The advanced solutions of the I-PAN project demonstrate considerable environmental benefits. They include:

• Reducing the pressure on forests from which the raw materials are derived. It optimises the use of selected poplar plantations to allow a seven- to eight year poplar growth cycle;
• Reducing the quantity of wood going into the overall process, thanks to using recycled wood for 50% of its volume, plus the upper parts of poplar trees, which are commonly under-used, for the remaining 50%;
• Reducing waste and consumption throughout the entire manufacturing process, starting from an optimal use of raw material (such as including the upper parts of the tree) through to the several steps needed for wood treatment and final product release;
• Reducing the quantity and presence of hazardous and volatile chemicals by developing a new formaldehyde-based resin;
• Reducing the carbon footprint b y innovation in the production process and decreasing the number of felled trees.
• Enhancing EU competitiveness in the eco-friendly global market.

These general objectives have been achieved through following specific goals. Saving energy in key production steps, to give a consistent reduction of CO2 emissions, was one of those goals.
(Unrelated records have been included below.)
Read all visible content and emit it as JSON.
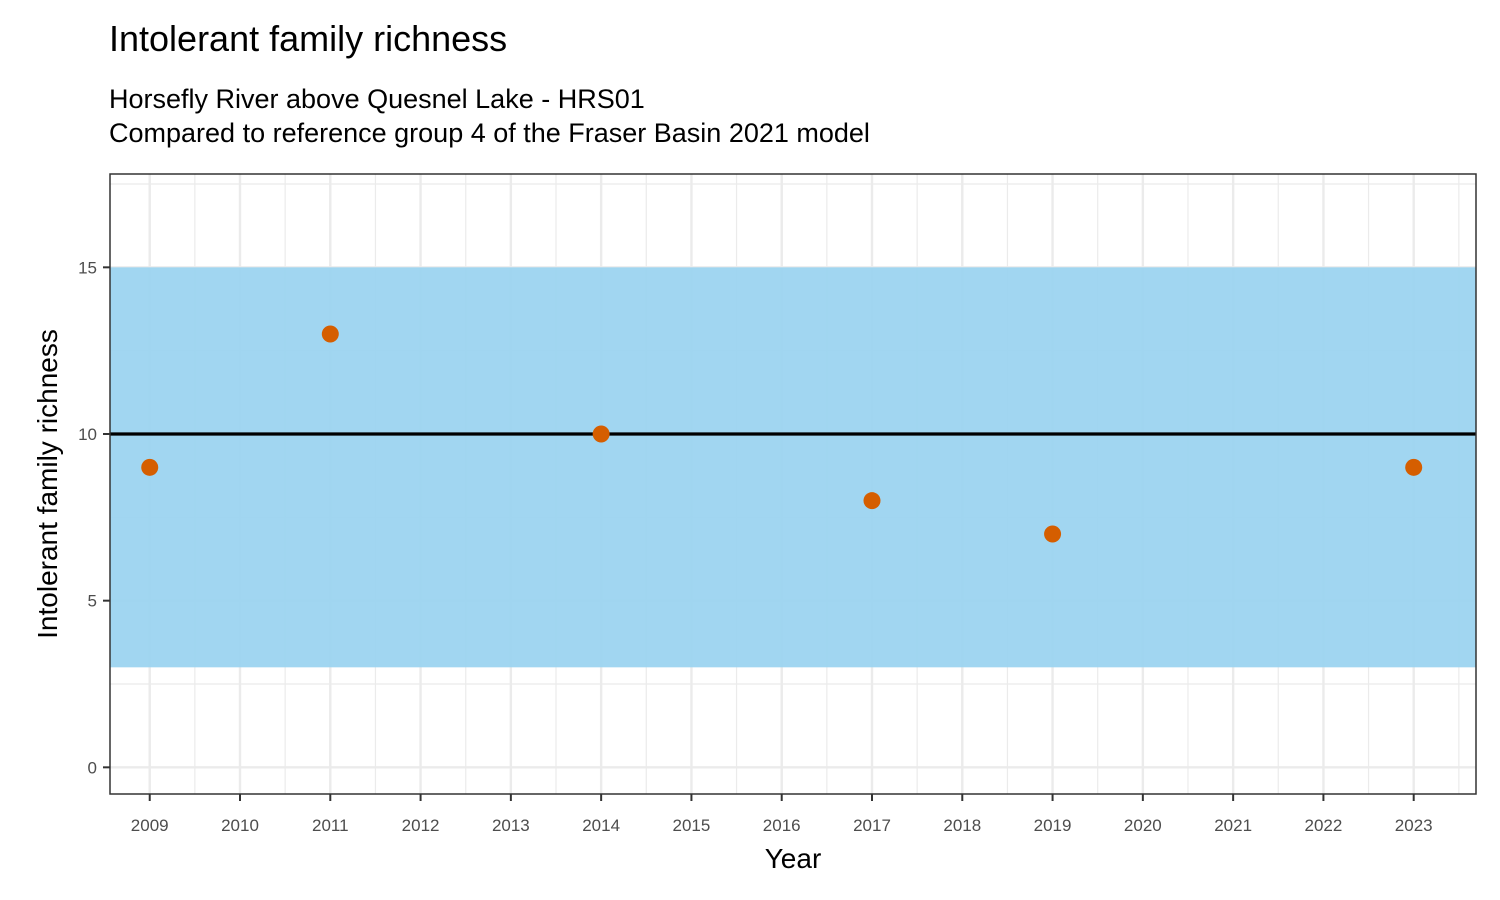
{
  "chart_data": {
    "type": "scatter",
    "title": "Intolerant family richness",
    "subtitle": [
      "Horsefly River above Quesnel Lake - HRS01",
      "Compared to reference group 4 of the Fraser Basin 2021 model"
    ],
    "xlabel": "Year",
    "ylabel": "Intolerant family richness",
    "x_ticks": [
      2009,
      2010,
      2011,
      2012,
      2013,
      2014,
      2015,
      2016,
      2017,
      2018,
      2019,
      2020,
      2021,
      2022,
      2023
    ],
    "y_ticks": [
      0,
      5,
      10,
      15
    ],
    "xlim": [
      2008.56,
      2023.69
    ],
    "ylim": [
      -0.8,
      17.8
    ],
    "reference_band": {
      "lower": 3,
      "upper": 15,
      "color": "#9AD3F0"
    },
    "reference_line": {
      "value": 10,
      "color": "#000000"
    },
    "points": [
      {
        "x": 2009,
        "y": 9
      },
      {
        "x": 2011,
        "y": 13
      },
      {
        "x": 2014,
        "y": 10
      },
      {
        "x": 2017,
        "y": 8
      },
      {
        "x": 2019,
        "y": 7
      },
      {
        "x": 2023,
        "y": 9
      }
    ],
    "point_color": "#D55E00",
    "grid": true,
    "theme": "bw"
  }
}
Research on suitable existing glues t o be employed in the manufacturing phase, in order to reduce the use of harmful solvents and contaminants, was another.

Recycling about 50% of the wood without wastage was a third goal, in order greatly to reduce the pressure on primary raw materials.

The technology developed in the IPAN project has been replicated in six other production sites around the world. Results in these have equalled those obtained in the pilot line.

The project can therefore be claimed a success; it has produced a new type of panel, light in weight and environmentally friendly.

The team concluded that LSB poplar panel can be a credible substitute for existing products in both economic and environmental terms.